Nick Cave has responded to a fan who asked him what he thinks “the point of life” is.
The Bad Seeds singer answered Beau on his The Red Hand Files blog earlier this month, laying out his argument that “we must first understand what it is to be human” in order to find meaning.
“We are capable of the greatest atrocities and the deepest sufferings, all culminating in a vast, collective grief. This is our shared condition,” part of Cave’s blog post reads.
“Yet happiness and joy continue to burst through this mutual condition. Life, it seems, is full of an insistent, systemic and irrepressible beauty. But these moments of happiness are not experienced alone, rather they are almost entirely relational and are dependent on a connection to the Other – be it people, or nature, or art, or God. This is where meaning establishes itself, within the connectedness, nested in our shared suffering.”

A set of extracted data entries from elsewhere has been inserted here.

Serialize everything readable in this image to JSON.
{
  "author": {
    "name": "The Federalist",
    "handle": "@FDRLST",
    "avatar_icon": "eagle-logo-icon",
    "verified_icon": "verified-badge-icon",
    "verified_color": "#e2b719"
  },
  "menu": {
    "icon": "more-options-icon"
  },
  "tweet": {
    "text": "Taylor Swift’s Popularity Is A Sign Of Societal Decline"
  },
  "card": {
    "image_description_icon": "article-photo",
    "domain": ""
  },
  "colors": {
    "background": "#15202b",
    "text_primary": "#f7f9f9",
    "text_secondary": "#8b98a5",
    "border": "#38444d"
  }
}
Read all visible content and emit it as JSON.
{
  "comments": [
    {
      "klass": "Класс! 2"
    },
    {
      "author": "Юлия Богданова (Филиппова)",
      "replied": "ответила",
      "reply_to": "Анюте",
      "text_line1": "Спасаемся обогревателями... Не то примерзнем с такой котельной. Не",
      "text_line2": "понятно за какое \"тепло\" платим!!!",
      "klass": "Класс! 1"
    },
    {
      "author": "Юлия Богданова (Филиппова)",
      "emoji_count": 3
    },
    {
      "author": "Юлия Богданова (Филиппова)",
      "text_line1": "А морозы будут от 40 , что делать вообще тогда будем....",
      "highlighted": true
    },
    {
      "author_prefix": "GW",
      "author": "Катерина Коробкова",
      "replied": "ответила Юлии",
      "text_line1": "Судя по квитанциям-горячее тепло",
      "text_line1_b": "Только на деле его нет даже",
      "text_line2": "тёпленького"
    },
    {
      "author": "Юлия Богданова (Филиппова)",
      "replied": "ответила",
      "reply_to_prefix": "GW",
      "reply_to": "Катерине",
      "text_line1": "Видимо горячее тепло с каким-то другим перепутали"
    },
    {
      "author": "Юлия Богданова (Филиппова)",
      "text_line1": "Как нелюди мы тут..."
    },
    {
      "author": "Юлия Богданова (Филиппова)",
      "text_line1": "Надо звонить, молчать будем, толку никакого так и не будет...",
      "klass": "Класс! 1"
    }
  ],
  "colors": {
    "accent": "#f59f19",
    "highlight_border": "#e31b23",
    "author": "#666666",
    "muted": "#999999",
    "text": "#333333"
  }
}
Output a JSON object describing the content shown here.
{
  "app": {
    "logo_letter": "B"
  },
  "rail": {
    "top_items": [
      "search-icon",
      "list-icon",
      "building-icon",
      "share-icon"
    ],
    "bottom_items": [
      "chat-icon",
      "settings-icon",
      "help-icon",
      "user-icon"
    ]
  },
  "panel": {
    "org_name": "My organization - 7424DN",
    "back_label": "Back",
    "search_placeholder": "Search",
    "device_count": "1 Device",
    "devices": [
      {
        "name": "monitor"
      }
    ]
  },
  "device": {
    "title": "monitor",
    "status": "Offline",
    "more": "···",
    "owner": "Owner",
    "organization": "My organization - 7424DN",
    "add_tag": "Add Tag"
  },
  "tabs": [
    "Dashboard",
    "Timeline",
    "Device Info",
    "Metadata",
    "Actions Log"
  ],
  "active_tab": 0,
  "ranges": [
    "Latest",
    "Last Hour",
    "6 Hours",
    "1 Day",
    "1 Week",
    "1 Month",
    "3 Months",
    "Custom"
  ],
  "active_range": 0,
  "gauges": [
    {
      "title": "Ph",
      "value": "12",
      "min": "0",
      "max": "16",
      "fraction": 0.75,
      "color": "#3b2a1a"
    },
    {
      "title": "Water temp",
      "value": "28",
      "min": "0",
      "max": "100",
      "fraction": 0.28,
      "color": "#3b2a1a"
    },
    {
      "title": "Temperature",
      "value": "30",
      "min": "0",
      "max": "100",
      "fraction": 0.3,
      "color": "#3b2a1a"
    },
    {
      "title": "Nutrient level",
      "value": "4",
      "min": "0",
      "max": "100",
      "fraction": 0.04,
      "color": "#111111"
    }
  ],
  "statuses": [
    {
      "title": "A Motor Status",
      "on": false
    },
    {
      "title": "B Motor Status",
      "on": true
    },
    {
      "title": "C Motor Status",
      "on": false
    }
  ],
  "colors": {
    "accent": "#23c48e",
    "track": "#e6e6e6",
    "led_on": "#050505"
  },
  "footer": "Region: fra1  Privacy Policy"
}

He continued: “I believe we are meaning-seeking creatures, and these feelings of meaning, relational and connective, are almost always located within kindness. Kindness is the force that draws us together, and this, Beau, is what I think I am trying to say – that despite our collective state of loss, and our potential for evil, there exists a great network of goodness, knitted together by countless everyday human kindnesses.
“We reach out and find each other in the common darkness. By doing so we triumph over our collective and personal loss. Through kindness we slant, shockingly and miraculously, toward meaning. We discover, in that smallest gesture of goodwill laid at the feet of our mutual and monumental loss, ‘the point’.” Read his answer in full here.
Cave’s comments follow him discussing how he has found comfort throughout his own grieving when performing live to fans. The Australian singer-songwriter has lost two sons in the past seven years.
Cave’s son Arthur died in 2015 after falling from a cliff in Ovingdean, near Brighton. In May of this year, Cave’s son Jethro Lazenby also died, at the age of 31. The musician later thanked fans for sending their “condolences and kind words”, adding that they were “a great source of comfort”.
In a recent interview with The New York Times, to promote his new memoir Faith, Hope and Carnage, Cave talked about how the support he received from fans has helped him throughout his grieving process.